Trump rend hommage aux soldats américains tués dans la guerre contre l’Iran lors d’une cérémonie à Dover
Le président américain Donald Trump s’est rendu mercredi à la base aérienne de Dover, dans l’État du Delaware, afin d’assister à la cérémonie solennelle de rapatriement des dépouilles de quatre militaires américains tués au Moyen-Orient dans le cadre de la guerre contre l’Iran. Cette cérémonie militaire, connue sous le nom de « transfert digne », s’est déroulée en présence des familles des victimes, des autorités militaires et de plusieurs hauts responsables de l’administration américaine.
Les cercueils des quatre soldats, recouverts du drapeau américain, ont été accueillis avec les honneurs militaires sur la base de Dover, principal centre de rapatriement des militaires américains morts en opération. La cérémonie, empreinte d’une profonde émotion, intervient alors que le conflit avec l’Iran continue de susciter de vives inquiétudes aux États-Unis, tant sur le plan humain que politique.
Avant son départ pour le Delaware, Donald Trump a reconnu la portée symbolique de cet hommage. « Nous allons leur rendre hommage. C’est l’une des choses les plus difficiles qu’un président ait à faire, mais c’est un devoir », a-t-il déclaré aux journalistes. Interrogé sur le message qu’il souhaitait adresser aux familles endeuillées, le président a répondu : « Je leur dirai simplement que nous les aimons. Nous aimons leur enfant et nous honorons ce qu’il représentait pour notre pays. »
Les quatre militaires sont morts dans deux incidents distincts. Trois d’entre eux – le lieutenant Tyler James Feehan (25 ans), le sergent Angel S. Rampersad (28 ans) et la soldate Isabella Gonzales (19 ans) – ont été tués vendredi lorsqu’un missile iranien a frappé leur caserne sur la base aérienne de Muwaffaq Salti, en Jordanie. Tous appartenaient à des unités de défense aérienne de l’armée américaine.

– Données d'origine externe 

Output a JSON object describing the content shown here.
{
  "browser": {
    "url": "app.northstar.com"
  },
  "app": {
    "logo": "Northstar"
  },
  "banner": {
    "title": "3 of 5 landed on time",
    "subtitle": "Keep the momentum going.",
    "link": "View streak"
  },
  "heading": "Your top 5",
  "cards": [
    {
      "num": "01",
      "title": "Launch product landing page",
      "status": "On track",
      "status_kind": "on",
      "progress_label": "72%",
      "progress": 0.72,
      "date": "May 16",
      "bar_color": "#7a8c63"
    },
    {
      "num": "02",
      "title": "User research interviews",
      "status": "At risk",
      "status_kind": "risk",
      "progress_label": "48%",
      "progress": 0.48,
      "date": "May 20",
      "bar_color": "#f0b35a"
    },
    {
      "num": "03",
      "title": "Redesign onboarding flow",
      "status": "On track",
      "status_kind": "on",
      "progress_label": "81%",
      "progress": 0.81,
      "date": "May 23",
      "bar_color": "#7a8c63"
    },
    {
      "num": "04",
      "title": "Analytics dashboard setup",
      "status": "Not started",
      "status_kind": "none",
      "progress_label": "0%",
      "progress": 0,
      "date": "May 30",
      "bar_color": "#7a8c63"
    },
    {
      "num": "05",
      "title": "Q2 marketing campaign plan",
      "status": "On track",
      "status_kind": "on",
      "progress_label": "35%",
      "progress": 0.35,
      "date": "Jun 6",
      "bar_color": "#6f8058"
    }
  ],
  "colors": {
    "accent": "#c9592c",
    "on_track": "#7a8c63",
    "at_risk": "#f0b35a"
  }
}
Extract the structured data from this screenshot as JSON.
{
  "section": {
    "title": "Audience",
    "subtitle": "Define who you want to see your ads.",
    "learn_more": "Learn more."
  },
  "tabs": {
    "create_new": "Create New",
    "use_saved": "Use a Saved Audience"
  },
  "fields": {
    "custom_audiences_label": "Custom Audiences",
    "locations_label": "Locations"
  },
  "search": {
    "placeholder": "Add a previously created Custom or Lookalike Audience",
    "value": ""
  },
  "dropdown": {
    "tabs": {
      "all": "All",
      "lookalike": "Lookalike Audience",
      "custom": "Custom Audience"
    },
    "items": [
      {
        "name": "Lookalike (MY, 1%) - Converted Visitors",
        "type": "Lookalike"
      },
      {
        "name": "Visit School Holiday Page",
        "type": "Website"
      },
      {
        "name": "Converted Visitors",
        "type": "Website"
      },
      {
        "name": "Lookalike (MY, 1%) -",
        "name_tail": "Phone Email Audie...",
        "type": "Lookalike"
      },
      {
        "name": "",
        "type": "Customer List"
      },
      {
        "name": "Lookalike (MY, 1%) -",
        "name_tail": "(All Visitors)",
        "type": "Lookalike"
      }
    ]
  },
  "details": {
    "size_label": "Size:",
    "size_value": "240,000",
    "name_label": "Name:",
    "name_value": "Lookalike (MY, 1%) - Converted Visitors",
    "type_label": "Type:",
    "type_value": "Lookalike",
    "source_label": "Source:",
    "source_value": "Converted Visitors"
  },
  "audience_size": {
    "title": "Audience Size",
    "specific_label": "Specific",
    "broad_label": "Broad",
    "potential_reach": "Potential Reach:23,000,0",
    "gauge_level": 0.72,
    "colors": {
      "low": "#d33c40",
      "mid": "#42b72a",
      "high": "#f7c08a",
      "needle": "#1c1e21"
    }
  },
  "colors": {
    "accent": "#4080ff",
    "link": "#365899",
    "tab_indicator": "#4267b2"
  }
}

Le quatrième militaire, le sergent Michael Emmanuel Swinton, âgé de 30 ans, a perdu la vie dimanche à Erbil, dans le nord de l’Irak, lors d’une opération de destruction contrôlée d’un drone d’attaque.
Selon les autorités américaines, la guerre contre l’Iran a déjà coûté la vie à 18 militaires américains et fait plus de 450 blessés. Le Pentagone a indiqué que près de 100 soldats avaient été blessés depuis le début du mois de juillet, tout en précisant que la grande majorité d’entre eux avaient déjà repris leurs fonctions.
Au-delà du lourd bilan humain, le conflit pèse également sur les finances publiques américaines. Les dépenses militaires engagées sont estimées à au moins 37,5 milliards de dollars, tandis que les tensions au Moyen-Orient continuent d’alimenter la volatilité des marchés énergétiques et la hausse des prix du pétrole.
Sur le plan politique, la poursuite de la guerre fait l’objet de critiques de plus en plus marquées, aussi bien chez les républicains que chez les démocrates. Plusieurs élus s’interrogent sur les objectifs stratégiques du conflit et sur son coût pour les États-Unis. Depuis le déclenchement des hostilités en février, l’administration Trump a présenté plusieurs justifications de son intervention, sans toutefois convaincre une partie de l’opinion publique.
Un récent sondage Reuters/Ipsos montre que près de huit Américains sur dix pensent que la guerre risque de se prolonger. Seuls 37 % des personnes interrogées soutiennent les frappes militaires américaines contre l’Iran. Dans le même temps, la popularité du président reste proche de son niveau le plus bas depuis le début du conflit.
À quelques mois des élections de mi-mandat, la hausse persistante du coût de la vie et des prix de l’énergie constitue un défi majeur pour la Maison Blanche. Les stratèges républicains redoutent que ces difficultés économiques, combinées à une guerre sans perspective de règlement rapide, ne fragilisent la majorité du parti au Congrès lors du scrutin de novembre.